Kinshasa, jeudi 25 juin 2026. Invité du Live Space X animé par Stanis Bujakera Tshiamala, le ministre du Commerce extérieur, Julien Paluku, a estimé que les récentes sanctions américaines contre la raffinerie Gasabo Gold confortent une thèse qu’il défend depuis ses années à la tête du Nord-Kivu. Selon lui, les FDLR ne seraient pas la cause première de la présence rwandaise en RDC, mais un argument qui masquerait des intérêts économiques liés aux minerais stratégiques.

La carte des minerais

« Le Rwanda est au Congo pour son budget, pas pour les FDLR », a affirmé le ministre. Il a rappelé que « la première cible a toujours été Rubaya », avant d’évoquer Kishishe et Walikale, territoires riches en ressources minières. Pour lui, cette permanence géographique révèle une logique économique davantage qu’une simple préoccupation sécuritaire.

La rosée des discours

Julien Paluku a également déclaré : « Le Rwanda ne pouvait même pas produire l’équivalent de dix millions de dollars par an… Comment ces minerais se sont-ils multipliés soudainement sur son sol ? » Dans sa lecture, les FDLR apparaissent comme une rosée : visibles dans le discours officiel, mais s’effaçant lorsque l’attention se porte sur les flux économiques et les minerais. Cette interprétation est celle du ministre et s’inscrit dans le débat politique autour des causes du conflit.

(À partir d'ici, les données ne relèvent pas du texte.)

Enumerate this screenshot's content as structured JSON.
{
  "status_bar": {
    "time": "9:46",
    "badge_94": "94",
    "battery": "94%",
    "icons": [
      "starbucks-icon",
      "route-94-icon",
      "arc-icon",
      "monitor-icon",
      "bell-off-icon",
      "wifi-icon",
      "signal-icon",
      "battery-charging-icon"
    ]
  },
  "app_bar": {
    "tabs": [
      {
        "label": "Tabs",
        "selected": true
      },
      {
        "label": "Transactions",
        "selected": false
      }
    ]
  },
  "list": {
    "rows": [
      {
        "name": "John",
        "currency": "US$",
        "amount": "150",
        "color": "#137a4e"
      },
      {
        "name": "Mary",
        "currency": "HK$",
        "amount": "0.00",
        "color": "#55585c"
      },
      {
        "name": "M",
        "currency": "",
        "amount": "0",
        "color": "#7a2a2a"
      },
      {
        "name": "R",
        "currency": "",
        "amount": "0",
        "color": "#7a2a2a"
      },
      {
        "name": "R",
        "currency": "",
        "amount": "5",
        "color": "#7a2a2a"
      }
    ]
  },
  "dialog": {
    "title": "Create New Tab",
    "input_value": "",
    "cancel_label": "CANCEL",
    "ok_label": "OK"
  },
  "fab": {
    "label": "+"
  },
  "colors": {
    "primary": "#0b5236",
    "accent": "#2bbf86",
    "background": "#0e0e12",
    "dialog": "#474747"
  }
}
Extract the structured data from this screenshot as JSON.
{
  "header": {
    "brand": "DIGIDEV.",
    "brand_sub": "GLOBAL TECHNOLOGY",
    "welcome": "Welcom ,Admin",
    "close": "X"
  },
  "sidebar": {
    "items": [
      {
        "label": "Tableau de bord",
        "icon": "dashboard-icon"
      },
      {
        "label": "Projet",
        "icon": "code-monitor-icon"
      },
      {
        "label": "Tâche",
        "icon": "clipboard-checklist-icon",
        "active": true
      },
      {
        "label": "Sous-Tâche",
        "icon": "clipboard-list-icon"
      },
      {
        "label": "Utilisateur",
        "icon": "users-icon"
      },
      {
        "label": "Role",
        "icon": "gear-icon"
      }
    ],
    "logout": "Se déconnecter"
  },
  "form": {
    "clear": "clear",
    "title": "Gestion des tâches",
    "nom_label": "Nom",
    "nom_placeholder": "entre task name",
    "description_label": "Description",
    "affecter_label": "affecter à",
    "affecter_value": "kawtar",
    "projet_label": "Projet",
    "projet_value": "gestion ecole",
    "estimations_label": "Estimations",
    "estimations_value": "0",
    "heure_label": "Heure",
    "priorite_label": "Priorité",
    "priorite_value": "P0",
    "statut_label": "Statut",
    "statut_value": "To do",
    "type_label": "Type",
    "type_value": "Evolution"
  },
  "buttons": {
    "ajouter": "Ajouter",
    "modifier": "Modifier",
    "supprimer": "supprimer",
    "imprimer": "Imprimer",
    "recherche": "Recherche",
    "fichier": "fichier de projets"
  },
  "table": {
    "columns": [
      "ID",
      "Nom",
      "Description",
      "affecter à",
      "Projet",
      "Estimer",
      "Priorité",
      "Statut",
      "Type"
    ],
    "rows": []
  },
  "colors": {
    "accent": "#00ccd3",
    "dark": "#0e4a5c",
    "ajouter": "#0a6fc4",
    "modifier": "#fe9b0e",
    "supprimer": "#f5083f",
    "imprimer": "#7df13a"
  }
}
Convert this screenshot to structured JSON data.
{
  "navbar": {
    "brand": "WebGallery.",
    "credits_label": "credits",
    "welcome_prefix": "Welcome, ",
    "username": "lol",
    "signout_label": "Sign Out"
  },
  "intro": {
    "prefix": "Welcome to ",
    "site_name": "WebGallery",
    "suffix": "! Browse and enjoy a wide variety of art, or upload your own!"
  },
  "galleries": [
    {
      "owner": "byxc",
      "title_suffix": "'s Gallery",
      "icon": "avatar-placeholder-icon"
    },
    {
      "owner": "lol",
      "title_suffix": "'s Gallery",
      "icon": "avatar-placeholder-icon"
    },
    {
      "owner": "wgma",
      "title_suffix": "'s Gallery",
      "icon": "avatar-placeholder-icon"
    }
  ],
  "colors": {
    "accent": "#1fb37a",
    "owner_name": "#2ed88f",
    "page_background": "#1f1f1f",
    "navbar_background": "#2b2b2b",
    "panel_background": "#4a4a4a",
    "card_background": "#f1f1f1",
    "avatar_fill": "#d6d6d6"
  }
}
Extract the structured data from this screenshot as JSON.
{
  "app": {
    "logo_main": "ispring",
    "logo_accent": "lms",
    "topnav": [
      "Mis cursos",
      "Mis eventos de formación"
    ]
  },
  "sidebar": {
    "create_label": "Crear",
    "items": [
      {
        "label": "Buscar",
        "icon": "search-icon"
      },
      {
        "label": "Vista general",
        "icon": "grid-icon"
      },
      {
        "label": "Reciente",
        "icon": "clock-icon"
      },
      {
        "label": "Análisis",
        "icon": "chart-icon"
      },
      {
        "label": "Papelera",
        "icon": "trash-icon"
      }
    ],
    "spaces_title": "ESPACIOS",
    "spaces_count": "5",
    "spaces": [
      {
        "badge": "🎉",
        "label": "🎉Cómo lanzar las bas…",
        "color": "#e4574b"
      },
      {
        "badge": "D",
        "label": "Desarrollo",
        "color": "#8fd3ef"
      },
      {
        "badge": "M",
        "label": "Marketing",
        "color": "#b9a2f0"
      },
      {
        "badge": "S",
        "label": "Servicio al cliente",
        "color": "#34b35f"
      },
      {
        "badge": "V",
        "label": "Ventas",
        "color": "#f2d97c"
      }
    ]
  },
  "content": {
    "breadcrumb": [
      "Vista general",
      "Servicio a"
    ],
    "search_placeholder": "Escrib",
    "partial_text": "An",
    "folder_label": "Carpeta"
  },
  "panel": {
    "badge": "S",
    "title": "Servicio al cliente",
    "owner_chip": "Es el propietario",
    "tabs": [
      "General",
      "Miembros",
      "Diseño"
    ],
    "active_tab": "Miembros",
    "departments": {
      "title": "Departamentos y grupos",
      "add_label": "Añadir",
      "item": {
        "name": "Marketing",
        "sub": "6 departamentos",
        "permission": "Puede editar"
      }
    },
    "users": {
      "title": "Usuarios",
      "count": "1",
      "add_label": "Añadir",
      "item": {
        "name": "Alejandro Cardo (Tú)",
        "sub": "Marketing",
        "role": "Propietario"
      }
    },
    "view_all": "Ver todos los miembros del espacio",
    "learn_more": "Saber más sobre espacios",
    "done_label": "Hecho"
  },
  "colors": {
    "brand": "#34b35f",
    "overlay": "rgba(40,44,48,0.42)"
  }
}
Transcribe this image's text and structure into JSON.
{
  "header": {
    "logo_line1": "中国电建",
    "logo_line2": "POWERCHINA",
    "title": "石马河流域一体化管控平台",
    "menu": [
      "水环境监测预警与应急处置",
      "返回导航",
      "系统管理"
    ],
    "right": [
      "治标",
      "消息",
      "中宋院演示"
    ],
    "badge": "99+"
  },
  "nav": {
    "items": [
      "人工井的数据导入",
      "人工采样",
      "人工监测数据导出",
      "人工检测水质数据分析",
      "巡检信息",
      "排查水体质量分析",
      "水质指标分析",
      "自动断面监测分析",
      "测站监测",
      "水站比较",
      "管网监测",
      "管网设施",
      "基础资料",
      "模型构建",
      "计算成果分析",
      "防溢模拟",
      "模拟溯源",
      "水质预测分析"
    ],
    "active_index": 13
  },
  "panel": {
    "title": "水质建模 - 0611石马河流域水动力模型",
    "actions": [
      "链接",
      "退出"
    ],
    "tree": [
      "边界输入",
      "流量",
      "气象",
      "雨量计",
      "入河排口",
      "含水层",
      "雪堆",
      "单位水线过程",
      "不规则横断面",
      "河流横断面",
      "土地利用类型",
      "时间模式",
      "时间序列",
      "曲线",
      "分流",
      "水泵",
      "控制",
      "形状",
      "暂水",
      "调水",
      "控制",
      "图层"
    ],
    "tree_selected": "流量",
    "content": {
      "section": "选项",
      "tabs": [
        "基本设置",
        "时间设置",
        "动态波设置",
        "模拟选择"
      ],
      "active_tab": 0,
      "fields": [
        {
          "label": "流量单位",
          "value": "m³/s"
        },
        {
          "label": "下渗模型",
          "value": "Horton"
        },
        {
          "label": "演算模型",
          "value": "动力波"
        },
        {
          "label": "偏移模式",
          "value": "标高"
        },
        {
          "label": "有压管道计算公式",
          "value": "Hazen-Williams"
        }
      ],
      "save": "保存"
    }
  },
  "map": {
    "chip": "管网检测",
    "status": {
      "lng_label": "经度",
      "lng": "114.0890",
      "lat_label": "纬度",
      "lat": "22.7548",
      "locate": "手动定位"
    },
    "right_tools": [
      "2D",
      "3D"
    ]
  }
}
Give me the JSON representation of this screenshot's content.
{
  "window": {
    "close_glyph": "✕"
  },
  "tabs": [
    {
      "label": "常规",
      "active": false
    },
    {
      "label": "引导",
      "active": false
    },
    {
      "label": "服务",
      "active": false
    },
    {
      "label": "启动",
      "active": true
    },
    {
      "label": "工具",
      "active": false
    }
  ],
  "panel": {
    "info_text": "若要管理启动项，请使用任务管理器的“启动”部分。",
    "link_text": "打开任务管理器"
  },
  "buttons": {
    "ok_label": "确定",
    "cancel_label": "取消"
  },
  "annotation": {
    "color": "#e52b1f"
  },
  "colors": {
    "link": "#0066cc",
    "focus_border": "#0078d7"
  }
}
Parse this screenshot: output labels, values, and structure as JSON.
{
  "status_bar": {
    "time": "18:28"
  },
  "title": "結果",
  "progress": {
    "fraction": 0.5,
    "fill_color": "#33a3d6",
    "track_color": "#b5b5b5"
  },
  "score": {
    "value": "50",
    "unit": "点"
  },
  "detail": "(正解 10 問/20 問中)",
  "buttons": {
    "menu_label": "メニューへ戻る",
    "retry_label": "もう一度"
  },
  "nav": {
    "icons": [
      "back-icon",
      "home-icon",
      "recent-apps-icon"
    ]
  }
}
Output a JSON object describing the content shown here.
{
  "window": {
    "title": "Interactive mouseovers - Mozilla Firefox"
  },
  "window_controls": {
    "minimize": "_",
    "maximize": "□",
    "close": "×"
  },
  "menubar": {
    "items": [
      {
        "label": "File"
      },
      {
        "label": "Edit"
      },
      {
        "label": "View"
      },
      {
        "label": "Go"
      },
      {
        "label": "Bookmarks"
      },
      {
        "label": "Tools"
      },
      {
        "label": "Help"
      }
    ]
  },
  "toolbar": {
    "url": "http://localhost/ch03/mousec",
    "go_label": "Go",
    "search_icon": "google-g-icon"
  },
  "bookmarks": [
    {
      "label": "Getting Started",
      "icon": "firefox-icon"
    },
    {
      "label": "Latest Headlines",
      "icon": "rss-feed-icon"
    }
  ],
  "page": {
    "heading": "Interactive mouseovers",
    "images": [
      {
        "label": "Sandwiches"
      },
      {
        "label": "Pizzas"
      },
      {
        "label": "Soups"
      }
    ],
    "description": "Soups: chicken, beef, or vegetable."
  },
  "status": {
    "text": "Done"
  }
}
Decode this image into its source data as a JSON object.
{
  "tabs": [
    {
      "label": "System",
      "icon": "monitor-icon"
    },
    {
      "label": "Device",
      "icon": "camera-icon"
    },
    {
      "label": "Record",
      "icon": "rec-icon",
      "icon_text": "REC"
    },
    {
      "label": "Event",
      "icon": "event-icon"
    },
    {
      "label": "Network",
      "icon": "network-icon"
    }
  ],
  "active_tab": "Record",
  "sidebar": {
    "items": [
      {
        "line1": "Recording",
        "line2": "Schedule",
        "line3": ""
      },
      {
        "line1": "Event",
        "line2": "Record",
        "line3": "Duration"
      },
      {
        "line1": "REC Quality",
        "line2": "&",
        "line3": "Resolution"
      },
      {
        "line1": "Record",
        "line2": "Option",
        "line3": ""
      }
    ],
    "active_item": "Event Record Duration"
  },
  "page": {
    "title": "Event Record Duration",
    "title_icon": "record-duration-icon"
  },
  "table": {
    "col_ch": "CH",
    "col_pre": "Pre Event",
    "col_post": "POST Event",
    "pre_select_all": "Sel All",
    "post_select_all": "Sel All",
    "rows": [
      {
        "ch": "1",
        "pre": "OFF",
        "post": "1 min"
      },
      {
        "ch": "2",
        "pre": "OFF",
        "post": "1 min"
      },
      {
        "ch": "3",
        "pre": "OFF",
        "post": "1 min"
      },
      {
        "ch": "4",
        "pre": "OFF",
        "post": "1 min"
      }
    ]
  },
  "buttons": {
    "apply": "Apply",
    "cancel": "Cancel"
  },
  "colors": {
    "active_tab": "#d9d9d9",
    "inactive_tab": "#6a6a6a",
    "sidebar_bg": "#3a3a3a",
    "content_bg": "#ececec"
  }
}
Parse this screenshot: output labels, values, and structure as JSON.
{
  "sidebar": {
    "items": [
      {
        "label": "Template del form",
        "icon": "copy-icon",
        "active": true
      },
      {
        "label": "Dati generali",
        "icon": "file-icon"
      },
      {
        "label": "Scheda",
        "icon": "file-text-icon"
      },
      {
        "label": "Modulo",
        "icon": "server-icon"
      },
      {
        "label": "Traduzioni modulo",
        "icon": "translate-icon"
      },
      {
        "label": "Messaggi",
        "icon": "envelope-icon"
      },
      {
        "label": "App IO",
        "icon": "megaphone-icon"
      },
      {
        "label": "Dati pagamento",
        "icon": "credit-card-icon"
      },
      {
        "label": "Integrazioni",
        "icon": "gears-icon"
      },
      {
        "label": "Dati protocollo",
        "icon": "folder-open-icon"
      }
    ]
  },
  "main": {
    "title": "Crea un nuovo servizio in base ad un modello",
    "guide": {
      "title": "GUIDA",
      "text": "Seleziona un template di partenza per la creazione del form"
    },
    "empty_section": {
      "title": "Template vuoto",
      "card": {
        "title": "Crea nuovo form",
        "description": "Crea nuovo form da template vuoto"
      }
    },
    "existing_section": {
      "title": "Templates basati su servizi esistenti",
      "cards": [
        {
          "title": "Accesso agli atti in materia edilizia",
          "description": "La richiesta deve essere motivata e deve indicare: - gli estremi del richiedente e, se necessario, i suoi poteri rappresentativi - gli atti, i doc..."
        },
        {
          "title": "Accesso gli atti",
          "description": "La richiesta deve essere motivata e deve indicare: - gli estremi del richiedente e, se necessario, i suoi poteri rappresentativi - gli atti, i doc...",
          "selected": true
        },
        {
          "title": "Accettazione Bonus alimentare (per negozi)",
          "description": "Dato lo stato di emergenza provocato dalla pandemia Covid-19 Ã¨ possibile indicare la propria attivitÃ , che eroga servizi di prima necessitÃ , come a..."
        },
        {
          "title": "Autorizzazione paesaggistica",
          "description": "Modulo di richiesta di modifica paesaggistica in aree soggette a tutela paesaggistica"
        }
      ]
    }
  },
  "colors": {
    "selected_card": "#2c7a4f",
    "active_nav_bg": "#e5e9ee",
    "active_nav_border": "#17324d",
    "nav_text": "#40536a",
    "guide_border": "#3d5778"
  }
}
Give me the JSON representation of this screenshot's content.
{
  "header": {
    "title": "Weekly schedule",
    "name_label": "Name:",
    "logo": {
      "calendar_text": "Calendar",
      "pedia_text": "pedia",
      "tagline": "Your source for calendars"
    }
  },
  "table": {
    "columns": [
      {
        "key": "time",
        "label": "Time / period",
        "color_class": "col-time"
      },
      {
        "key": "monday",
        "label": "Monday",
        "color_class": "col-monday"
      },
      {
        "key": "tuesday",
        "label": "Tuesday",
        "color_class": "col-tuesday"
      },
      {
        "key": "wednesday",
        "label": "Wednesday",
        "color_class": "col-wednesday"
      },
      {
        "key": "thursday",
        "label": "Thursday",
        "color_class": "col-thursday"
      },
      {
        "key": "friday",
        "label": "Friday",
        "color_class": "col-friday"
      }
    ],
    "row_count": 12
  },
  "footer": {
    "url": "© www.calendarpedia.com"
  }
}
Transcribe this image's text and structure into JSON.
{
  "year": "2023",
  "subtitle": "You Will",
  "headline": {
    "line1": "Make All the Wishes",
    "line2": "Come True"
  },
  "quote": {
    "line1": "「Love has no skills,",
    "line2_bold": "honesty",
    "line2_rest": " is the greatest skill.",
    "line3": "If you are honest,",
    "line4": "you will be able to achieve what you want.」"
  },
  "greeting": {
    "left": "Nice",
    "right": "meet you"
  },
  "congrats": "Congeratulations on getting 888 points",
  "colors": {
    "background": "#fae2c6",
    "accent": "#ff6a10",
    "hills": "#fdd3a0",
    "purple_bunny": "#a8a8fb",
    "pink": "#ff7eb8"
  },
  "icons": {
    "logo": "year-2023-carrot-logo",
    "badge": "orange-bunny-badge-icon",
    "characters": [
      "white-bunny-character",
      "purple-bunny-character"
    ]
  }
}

Victor Hugo écrivait : « Rien n’est plus puissant qu’une idée dont l’heure est venue. » Les sanctions américaines alimentent désormais ce débat international.

Le défi de la preuve

Évoquant les éléments mentionnés par l’OFAC, Julien Paluku a soutenu : « Ce n’est pas seulement une guerre économique, c’est une violation des Accords de Washington. » Il a ajouté que « le Département d’État (…) conforte la thèse que nous avons toujours défendue. »

Le journaliste rapporte les faits, distingue les déclarations de leurs auteurs et éclaire leur contexte. Comme le rappelait Albert Camus, « Mal nommer les choses, c’est ajouter au malheur du monde. » Entre sécurité, économie et diplomatie, le défi demeure de confronter chaque récit aux faits établis, afin que la vérité éclaire durablement les chemins de la paix.